On Twitter, I’ve seen people I follow—Black people—be ruthlessly attacked with misogynistic and racist remarks by self-proclaimed allies of all races. People with “Black Lives Matter” in their social media bios. I saw a white South American mutual—someone I’d come to consider my friend—spend an entire evening, with the help of her friends, attacking Black Americans for our way of speaking. She was policing our words, our language. She then finished it off by saying that it wasn’t fair that she was forced to care about BLM. This particular comment stung. No one forced her to care about BLM. No one forced her to post about BLM. I naïvely assumed she was posting about it because she genuinely cared about our struggle—a struggle that many seem to forget is worldwide and not solely American. I had a stomach-churning realization: many people who were posting during the protests were only doing so because they felt that they had to, not because they genuinely cared.
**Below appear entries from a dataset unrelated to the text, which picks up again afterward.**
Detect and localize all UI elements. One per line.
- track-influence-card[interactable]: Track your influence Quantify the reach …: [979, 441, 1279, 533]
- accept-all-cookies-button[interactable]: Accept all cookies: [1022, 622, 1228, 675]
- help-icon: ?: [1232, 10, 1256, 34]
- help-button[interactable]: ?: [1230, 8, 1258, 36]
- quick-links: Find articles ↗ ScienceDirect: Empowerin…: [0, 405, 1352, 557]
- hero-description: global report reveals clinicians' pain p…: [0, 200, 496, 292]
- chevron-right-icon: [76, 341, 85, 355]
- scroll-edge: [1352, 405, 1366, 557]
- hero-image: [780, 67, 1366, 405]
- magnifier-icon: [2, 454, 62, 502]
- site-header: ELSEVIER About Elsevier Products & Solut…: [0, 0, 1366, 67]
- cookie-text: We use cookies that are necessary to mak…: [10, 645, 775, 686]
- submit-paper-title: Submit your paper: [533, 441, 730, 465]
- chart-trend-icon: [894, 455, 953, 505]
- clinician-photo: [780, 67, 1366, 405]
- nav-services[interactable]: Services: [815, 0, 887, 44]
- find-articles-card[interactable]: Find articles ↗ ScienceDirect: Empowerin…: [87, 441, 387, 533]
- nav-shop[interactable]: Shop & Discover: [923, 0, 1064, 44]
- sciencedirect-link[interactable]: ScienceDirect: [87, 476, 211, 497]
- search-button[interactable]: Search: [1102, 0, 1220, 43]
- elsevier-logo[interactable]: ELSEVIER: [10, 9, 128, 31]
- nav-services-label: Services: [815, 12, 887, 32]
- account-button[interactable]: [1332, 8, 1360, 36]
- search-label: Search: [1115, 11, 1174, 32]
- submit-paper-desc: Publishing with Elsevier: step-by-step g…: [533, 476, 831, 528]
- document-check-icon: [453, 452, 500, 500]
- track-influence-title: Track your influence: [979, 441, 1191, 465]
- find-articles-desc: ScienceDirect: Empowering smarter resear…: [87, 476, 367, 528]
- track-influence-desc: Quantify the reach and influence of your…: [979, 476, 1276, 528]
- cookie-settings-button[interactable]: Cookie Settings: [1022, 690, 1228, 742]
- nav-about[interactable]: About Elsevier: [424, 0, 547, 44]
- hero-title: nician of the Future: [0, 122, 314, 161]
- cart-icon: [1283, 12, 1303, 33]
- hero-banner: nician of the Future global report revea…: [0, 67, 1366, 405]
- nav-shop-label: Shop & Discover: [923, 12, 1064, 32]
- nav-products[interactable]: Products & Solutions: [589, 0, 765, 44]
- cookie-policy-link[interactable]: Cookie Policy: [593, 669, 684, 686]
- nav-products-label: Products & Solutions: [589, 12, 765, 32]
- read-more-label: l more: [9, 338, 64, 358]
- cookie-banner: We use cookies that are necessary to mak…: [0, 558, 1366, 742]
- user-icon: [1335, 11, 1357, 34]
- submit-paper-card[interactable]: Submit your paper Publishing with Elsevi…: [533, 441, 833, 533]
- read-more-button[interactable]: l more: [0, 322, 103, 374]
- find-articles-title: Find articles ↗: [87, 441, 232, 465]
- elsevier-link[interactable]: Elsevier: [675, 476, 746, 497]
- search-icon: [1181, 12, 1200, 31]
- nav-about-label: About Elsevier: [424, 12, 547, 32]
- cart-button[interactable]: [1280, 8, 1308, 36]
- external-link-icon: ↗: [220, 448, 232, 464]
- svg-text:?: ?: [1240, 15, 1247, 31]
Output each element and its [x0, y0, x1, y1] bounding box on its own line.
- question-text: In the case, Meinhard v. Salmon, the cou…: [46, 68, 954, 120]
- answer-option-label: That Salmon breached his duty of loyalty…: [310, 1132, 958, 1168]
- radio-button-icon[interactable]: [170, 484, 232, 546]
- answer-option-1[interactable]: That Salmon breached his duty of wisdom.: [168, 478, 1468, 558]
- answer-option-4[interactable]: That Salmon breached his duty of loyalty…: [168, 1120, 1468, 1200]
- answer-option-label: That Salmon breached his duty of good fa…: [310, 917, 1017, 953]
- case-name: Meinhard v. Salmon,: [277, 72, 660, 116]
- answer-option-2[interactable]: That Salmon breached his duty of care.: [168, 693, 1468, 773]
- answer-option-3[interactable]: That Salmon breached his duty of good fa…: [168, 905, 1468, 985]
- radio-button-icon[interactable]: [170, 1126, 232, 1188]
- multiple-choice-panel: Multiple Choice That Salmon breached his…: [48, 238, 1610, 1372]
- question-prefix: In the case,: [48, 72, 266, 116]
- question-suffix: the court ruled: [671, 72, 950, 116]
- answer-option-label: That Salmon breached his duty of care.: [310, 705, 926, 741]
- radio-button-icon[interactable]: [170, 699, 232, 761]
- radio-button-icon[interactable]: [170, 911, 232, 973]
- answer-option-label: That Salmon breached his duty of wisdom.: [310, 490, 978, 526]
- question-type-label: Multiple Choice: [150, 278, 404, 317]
A week later, in response to the Emmy nominations, many Latino actors and viewers were rightfully criticizing the Television Academy for its blatant exclusion. A new issue arose, however, when they proceeded to throw Black actors and people under the bus. John Leguizamo shared an article that was worded in a way to purposely exclude Jharrel Jerome, who was the first Afro-Latino to win an acting Emmy for his role in When They See Us—a limited series in which Leguizamo also starred.
I proceeded to get into an argument with a Latina woman on Twitter—another self-identified ally—because of this. She refused to listen to me and told me I failed to understand her intent. But what “allies” fail to understand is that intent doesn’t matter. What truly matters is execution. If you intend to do or say something and it is poorly executed, that’s on you, not the Black community. If a Black person calls you out for what you said, it’s your job as an ally to amend your statement and check your anti-Black sentiment. Instead, she told me that I simply didn’t want to understand her statement and that she was an ally, so obviously she was immune from contributing to anti-Black racism. That belief, in and of itself, was truly irksome. Instead of taking responsibility for her harmful statements, she weaponized BLM against me. She shifted the blame back onto myself. That is harmful and just as bad as any other form of racism, whether people want to admit it or not.
Black Lives Matter isn’t a personality trait or a costume that one can take on and off. It is a struggle that never ends. If you call yourself an ally and then proceed to weaponize BLM and allyship against Black people, you aren’t an ally. You aren’t a friend of the Black community. You don’t have the right, nor the range, to call yourself one. I would rather have your unabashed hatred than your performative allyship. Over these past four months, many people have donned the costume of an ally to evade criticism while still being racist to Black people. BLM being injected into the mainstream has led to its bastardization. This happened with Martin Luther King Jr; it happened to the civil rights movement of the 1960s as well. It has happened over and over again. And for that, I will always be angry.